Speaking of growing older and older, how you run your business, every process and procedure, is determined by whether you believe other people can run it as well as you. If it's all about you, there's little work to be done here. When you're gone, things just don't get done. But you're never gone. How many stores can only buy Magic singles when the owner is around? My managers can all buy singles. I'm not allowed.

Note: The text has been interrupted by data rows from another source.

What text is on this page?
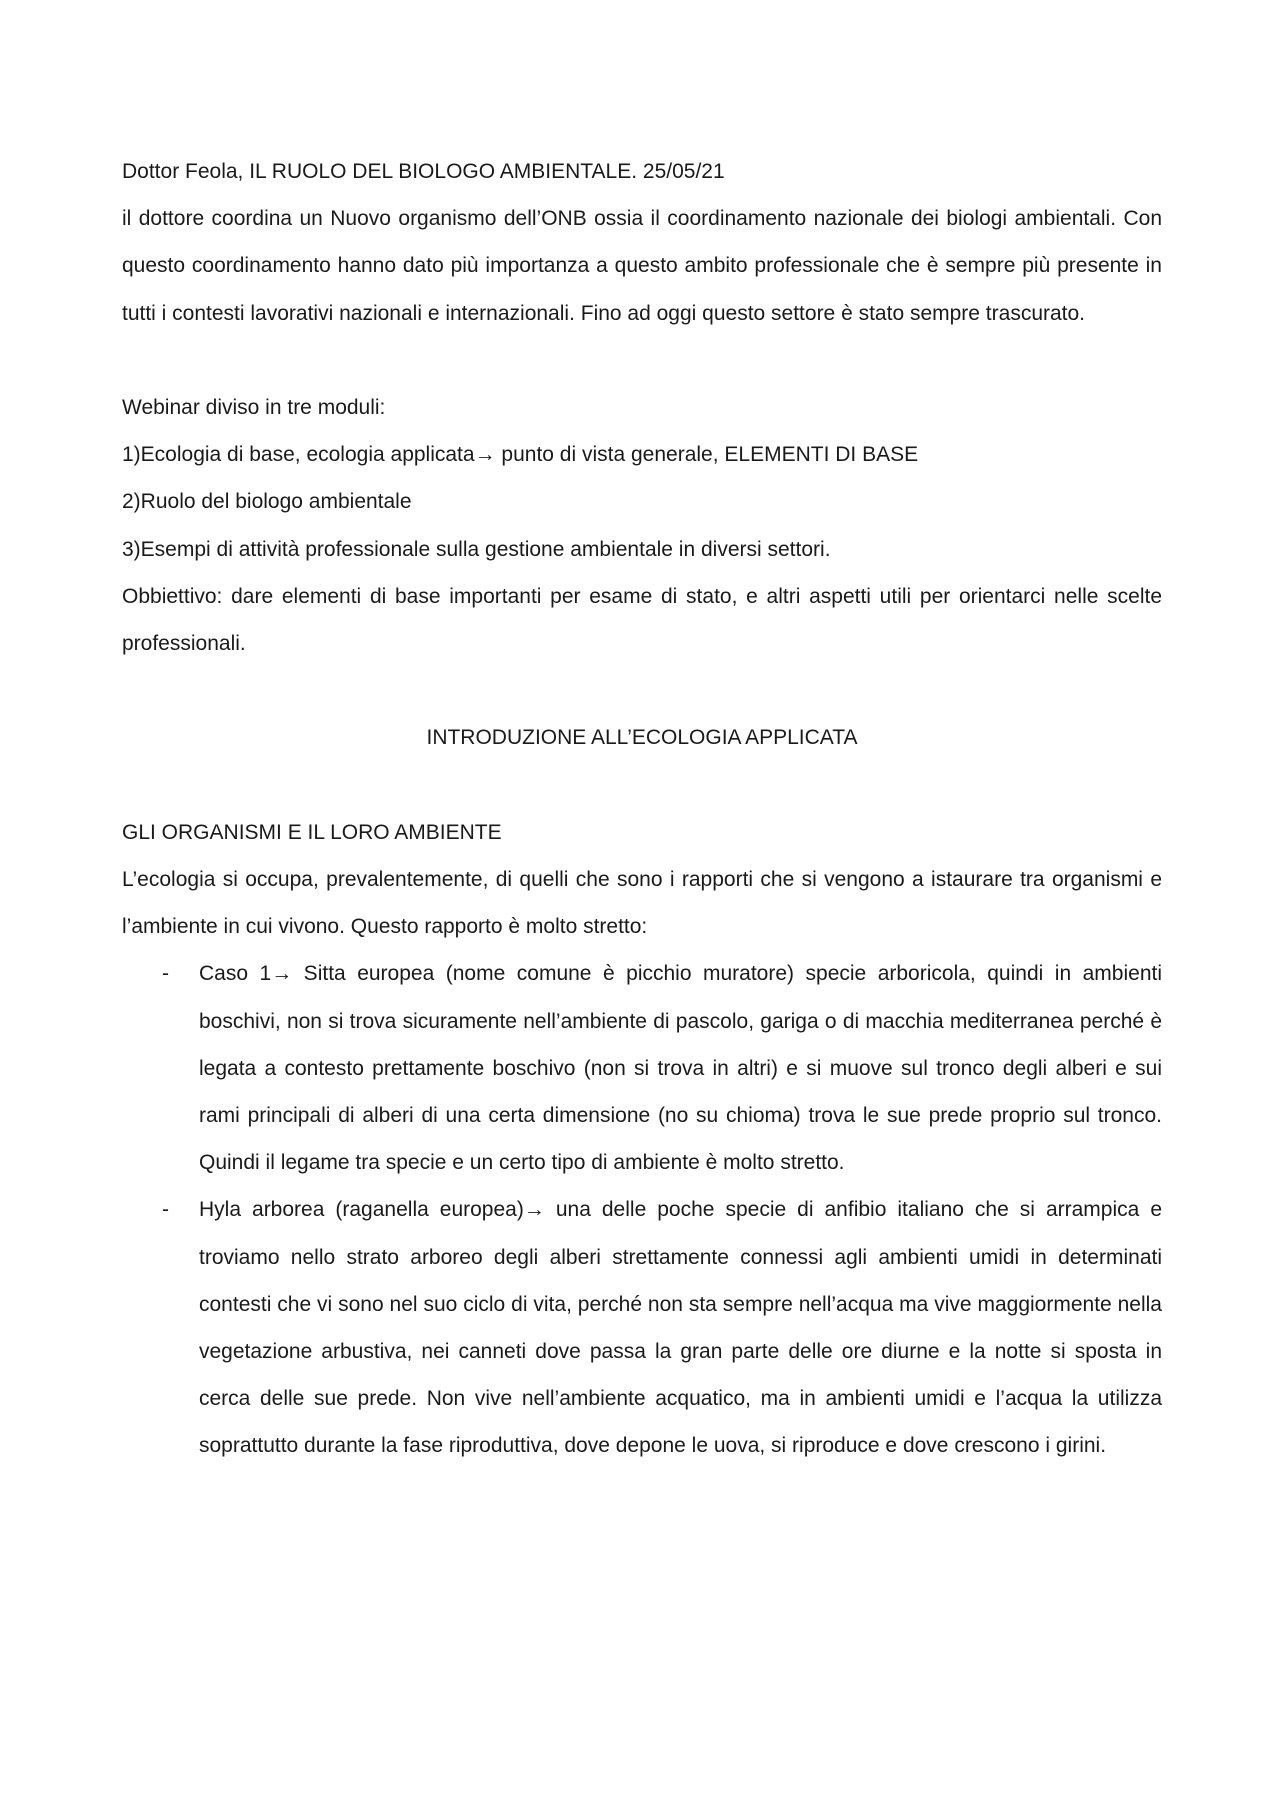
Dottor Feola, IL RUOLO DEL BIOLOGO AMBIENTALE. 25/05/21

il dottore coordina un Nuovo organismo dell’ONB ossia il coordinamento nazionale dei biologi ambientali. Con questo coordinamento hanno dato più importanza a questo ambito professionale che è sempre più presente in tutti i contesti lavorativi nazionali e internazionali. Fino ad oggi questo settore è stato sempre trascurato.

Webinar diviso in tre moduli:

1)Ecologia di base, ecologia applicata→ punto di vista generale, ELEMENTI DI BASE

2)Ruolo del biologo ambientale

3)Esempi di attività professionale sulla gestione ambientale in diversi settori.

Obbiettivo: dare elementi di base importanti per esame di stato, e altri aspetti utili per orientarci nelle scelte professionali.

INTRODUZIONE ALL’ECOLOGIA APPLICATA

GLI ORGANISMI E IL LORO AMBIENTE

L’ecologia si occupa, prevalentemente, di quelli che sono i rapporti che si vengono a istaurare tra organismi e l’ambiente in cui vivono. Questo rapporto è molto stretto:

- Caso 1→ Sitta europea (nome comune è picchio muratore) specie arboricola, quindi in ambienti boschivi, non si trova sicuramente nell’ambiente di pascolo, gariga o di macchia mediterranea perché è legata a contesto prettamente boschivo (non si trova in altri) e si muove sul tronco degli alberi e sui rami principali di alberi di una certa dimensione (no su chioma) trova le sue prede proprio sul tronco. Quindi il legame tra specie e un certo tipo di ambiente è molto stretto.
- Hyla arborea (raganella europea)→ una delle poche specie di anfibio italiano che si arrampica e troviamo nello strato arboreo degli alberi strettamente connessi agli ambienti umidi in determinati contesti che vi sono nel suo ciclo di vita, perché non sta sempre nell’acqua ma vive maggiormente nella vegetazione arbustiva, nei canneti dove passa la gran parte delle ore diurne e la notte si sposta in cerca delle sue prede. Non vive nell’ambiente acquatico, ma in ambienti umidi e l’acqua la utilizza soprattutto durante la fase riproduttiva, dove depone le uova, si riproduce e dove crescono i girini.
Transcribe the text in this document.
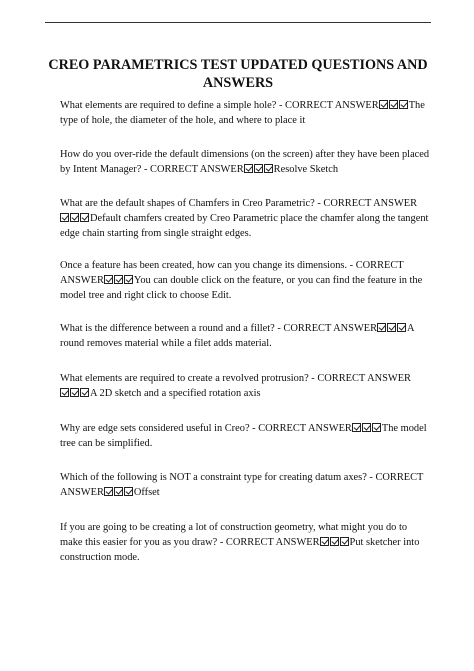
CREO PARAMETRICS TEST UPDATED QUESTIONS AND ANSWERS

What elements are required to define a simple hole? - CORRECT ANSWER	The type of hole, the diameter of the hole, and where to place it

How do you over-ride the default dimensions (on the screen) after they have been placed by Intent Manager? - CORRECT ANSWER	Resolve Sketch

What are the default shapes of Chamfers in Creo Parametric? - CORRECT ANSWERDefault chamfers created by Creo Parametric place the chamfer along the tangent edge chain starting from single straight edges.

Once a feature has been created, how can you change its dimensions. - CORRECT ANSWER	You can double click on the feature, or you can find the feature in the model tree and right click to choose Edit.

What is the difference between a round and a fillet? - CORRECT ANSWER	A round removes material while a filet adds material.

What elements are required to create a revolved protrusion? - CORRECT ANSWERA 2D sketch and a specified rotation axis

Why are edge sets considered useful in Creo? - CORRECT ANSWER	The model tree can be simplified.

Which of the following is NOT a constraint type for creating datum axes? - CORRECT ANSWER	Offset

If you are going to be creating a lot of construction geometry, what might you do to make this easier for you as you draw? - CORRECT ANSWER	Put sketcher into construction mode.
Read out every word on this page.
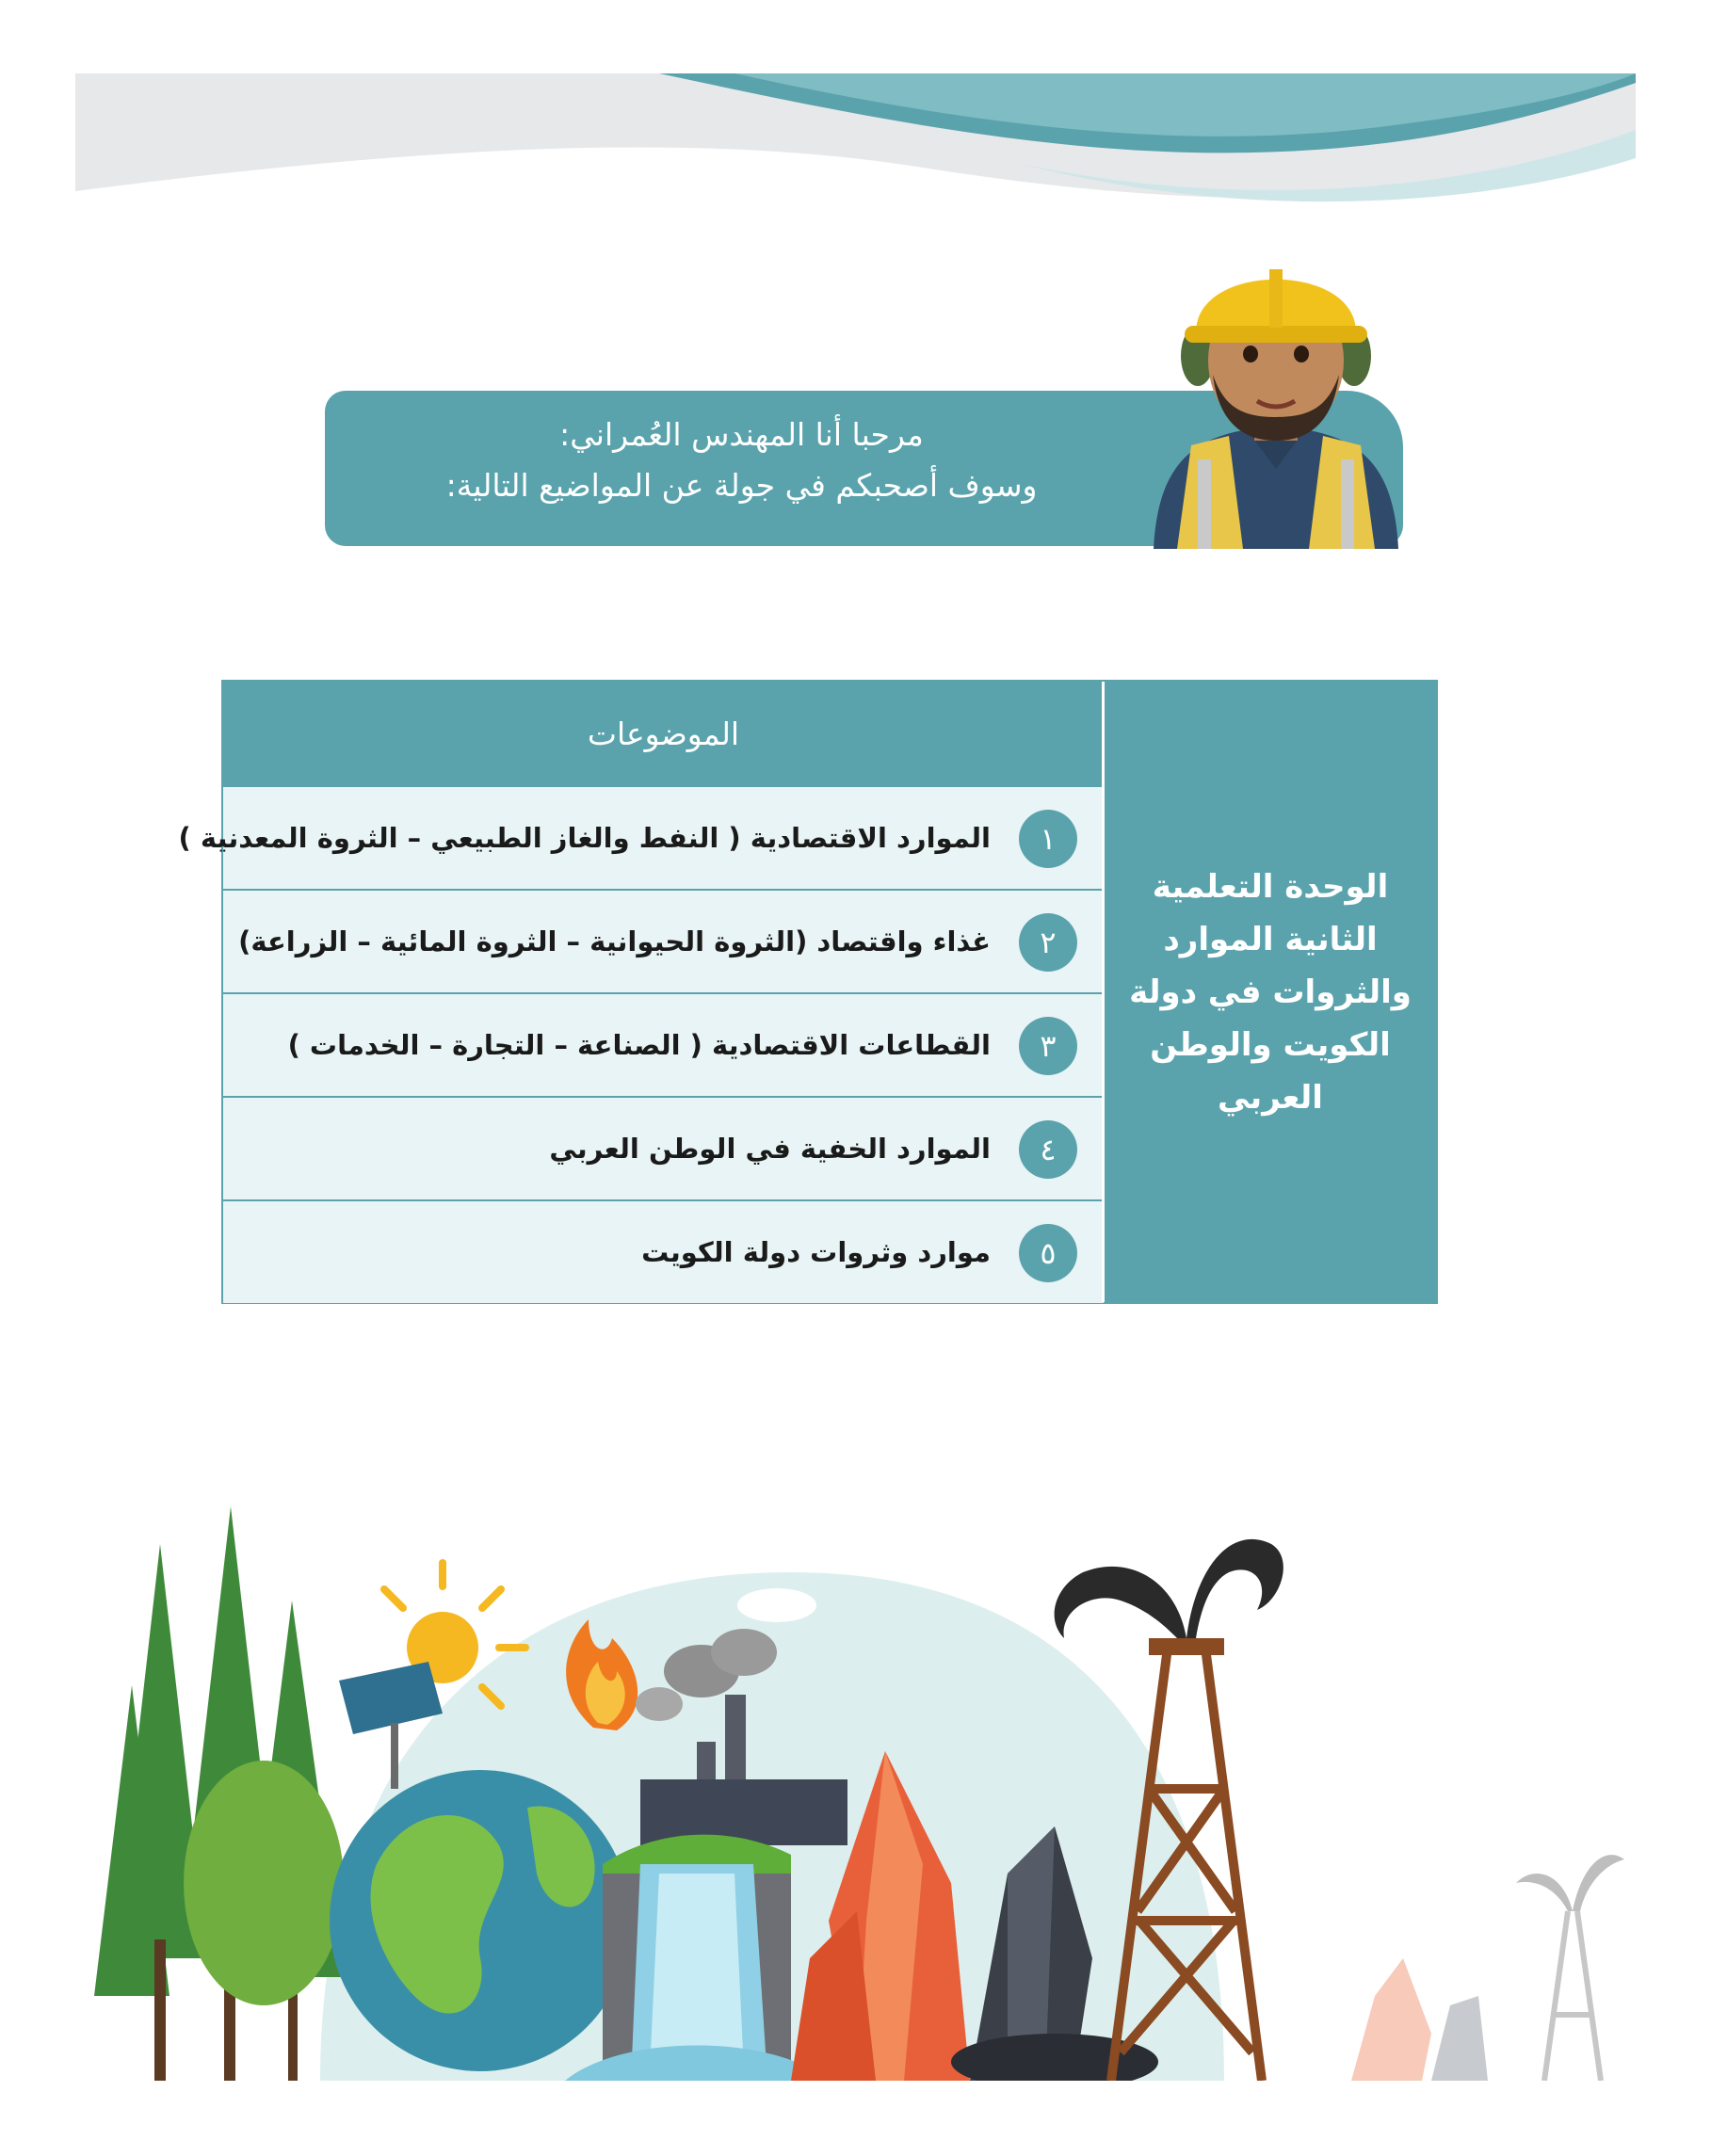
مرحبا أنا المهندس العُمراني:
وسوف أصحبكم في جولة عن المواضيع التالية:
الموضوعات
١
الموارد الاقتصادية ( النفط والغاز الطبيعي – الثروة المعدنية )
٢
غذاء واقتصاد (الثروة الحيوانية – الثروة المائية – الزراعة)
٣
القطاعات الاقتصادية ( الصناعة – التجارة – الخدمات )
٤
الموارد الخفية في الوطن العربي
٥
موارد وثروات دولة الكويت
الوحدة التعلمية الثانية الموارد والثروات في دولة الكويت والوطن العربي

If you want to retire one day or start a second business or even a second store, (or you know, die) you have to build your business with the intention others will run it. This is another area where not everyone is willing or able to do that work. There is something lost in the pudding when a gourmet chef franchises his restaurant. But how important is it that the pudding be perfect? Can it be pretty good? Is it possible that if you work on your recipe for other to follow and hire the best people, the pudding might actually be better? I mean, have you had coleslaw from Kentucky Fried Chicken? That stuff is awesome. If Chef Gary has lost the spark to make the pudding, my guess is the next chef might actually do it better than him.
My point is if you want to declare nobody will run my business better than me, know that you're either making a perfectly valid personal choice to do it all yourself, or you need to admit you don't know any other way, a position of ignorance that can be remedied. You're not all that important. None of us are. Your business will never be perfect.
The problem with the low barrier to entry with game stores is we fetishise a well run operation as something more than a business. Good stores are not magical, they just have good policies and procedures implemented by skilled owners. When we reject the game store fetish and accept this technical explanation, we can proceed to build more of them.